Russia’s War on Corruption Hits the Poor

Jesse Heath blogs over at OpenDemocracy about Ikea’s recent bribery experience, and how President Dmitry Medvedev’s anti-corruption program only seems to hit the smallest (and poorest) practitioners of graft.  Going after Igor Sechin for stealing Yukos or whomever was responsible for killing Sergei Magnitsky is still too tall an order…

Since his inauguration, Pres. Medvedev has spoken a lot about the existential threat that corruption poses to Russia.  He has passed new laws and there has been an upurn in enforcement.  Recently, the Supreme Court of the Russian Federation released statistics on the prosecution of corruption offenses.  According to their numbers, the increased enforcement has produced a curious result: enforcement of bribe-giving is much more common and severe than that of bribe-taking.  Also, the vast majority of prosecutions have been against people paying bribes of relatively inconsequential amounts (i.e., $300 or less).  Similarly, when the authorities do prosecute bribe-takers it is generally for very small amounts, with one-third of prosecutions against bribe-takers receiving $100 or less. 

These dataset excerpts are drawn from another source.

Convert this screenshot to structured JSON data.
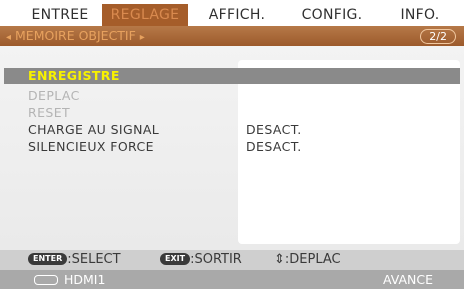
{
  "tabs": [
    "ENTREE",
    "REGLAGE",
    "AFFICH.",
    "CONFIG.",
    "INFO."
  ],
  "subheader": {
    "left_arrow": "◂",
    "title": "MEMOIRE OBJECTIF",
    "right_arrow": "▸",
    "page": "2/2"
  },
  "menu": {
    "items": [
      {
        "label": "ENREGISTRE",
        "value": "",
        "state": "selected"
      },
      {
        "label": "DEPLAC",
        "value": "",
        "state": "disabled"
      },
      {
        "label": "RESET",
        "value": "",
        "state": "disabled"
      },
      {
        "label": "CHARGE AU SIGNAL",
        "value": "DESACT.",
        "state": "normal"
      },
      {
        "label": "SILENCIEUX FORCE",
        "value": "DESACT.",
        "state": "normal"
      }
    ]
  },
  "footer": {
    "enter_key": "ENTER",
    "select_label": ":SELECT",
    "exit_key": "EXIT",
    "exit_label": ":SORTIR",
    "move_symbol": "⇕",
    "move_label": ":DEPLAC",
    "source": "HDMI1",
    "mode": "AVANCE"
  },
  "colors": {
    "accent": "#a55d2a",
    "selected_text": "#f8f200",
    "highlight_row": "#8a8a8a"
  },
  "icons": {
    "source": "hdmi-connector-icon"
  }
}
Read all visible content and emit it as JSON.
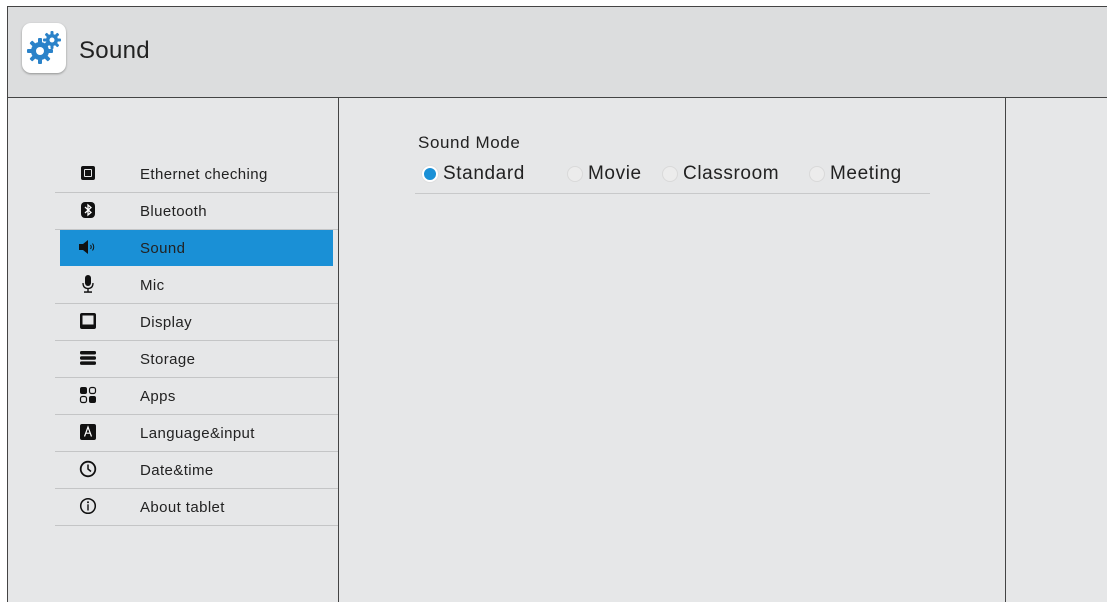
{
  "header": {
    "title": "Sound",
    "icon": "settings-gears-icon"
  },
  "sidebar": {
    "selected": "Sound",
    "items": [
      {
        "label": "Ethernet cheching",
        "icon": "ethernet-icon"
      },
      {
        "label": "Bluetooth",
        "icon": "bluetooth-icon"
      },
      {
        "label": "Sound",
        "icon": "speaker-icon"
      },
      {
        "label": "Mic",
        "icon": "mic-icon"
      },
      {
        "label": "Display",
        "icon": "display-icon"
      },
      {
        "label": "Storage",
        "icon": "storage-icon"
      },
      {
        "label": "Apps",
        "icon": "apps-icon"
      },
      {
        "label": "Language&input",
        "icon": "language-icon"
      },
      {
        "label": "Date&time",
        "icon": "clock-icon"
      },
      {
        "label": "About tablet",
        "icon": "info-icon"
      }
    ]
  },
  "main": {
    "section_title": "Sound Mode",
    "selected_mode": "Standard",
    "modes": [
      "Standard",
      "Movie",
      "Classroom",
      "Meeting"
    ]
  },
  "colors": {
    "accent": "#1a90d6",
    "background": "#e6e7e8",
    "header": "#dcddde",
    "text": "#222222"
  }
}
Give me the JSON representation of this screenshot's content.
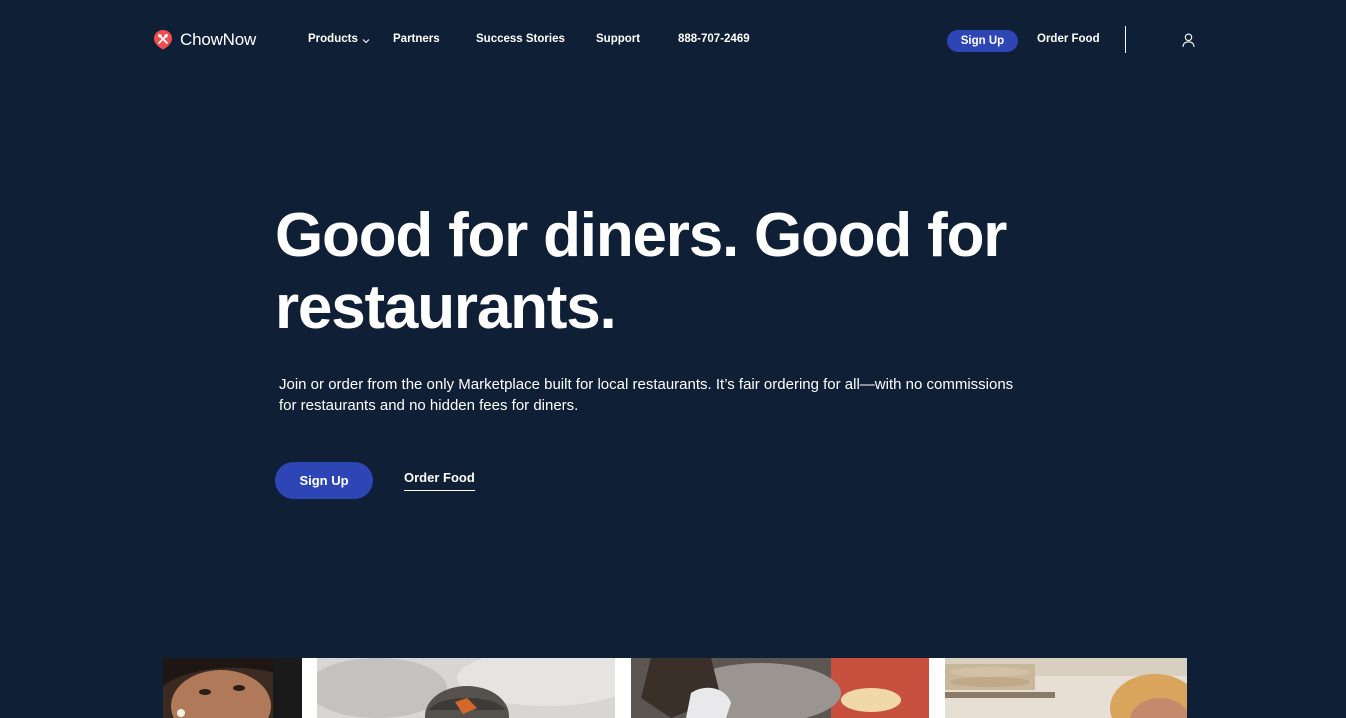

Thus, Medvedev’s “War on Corruption” has so far turned out to be a war on the poor and powerless.  This approach will improve neither Russia’s business environment nor the quality of its state.  Even worse, it creates a system where ordinary people and underpaid, low-level bureaucrats are expected to meet an infinitely higher standard than major Russian and foreign companies and the high-level officials they sponsor.  If Russia ever wants to be the resurgent and dynamic country it fancies itself as, it will need to refocus its anti-corruption strategy.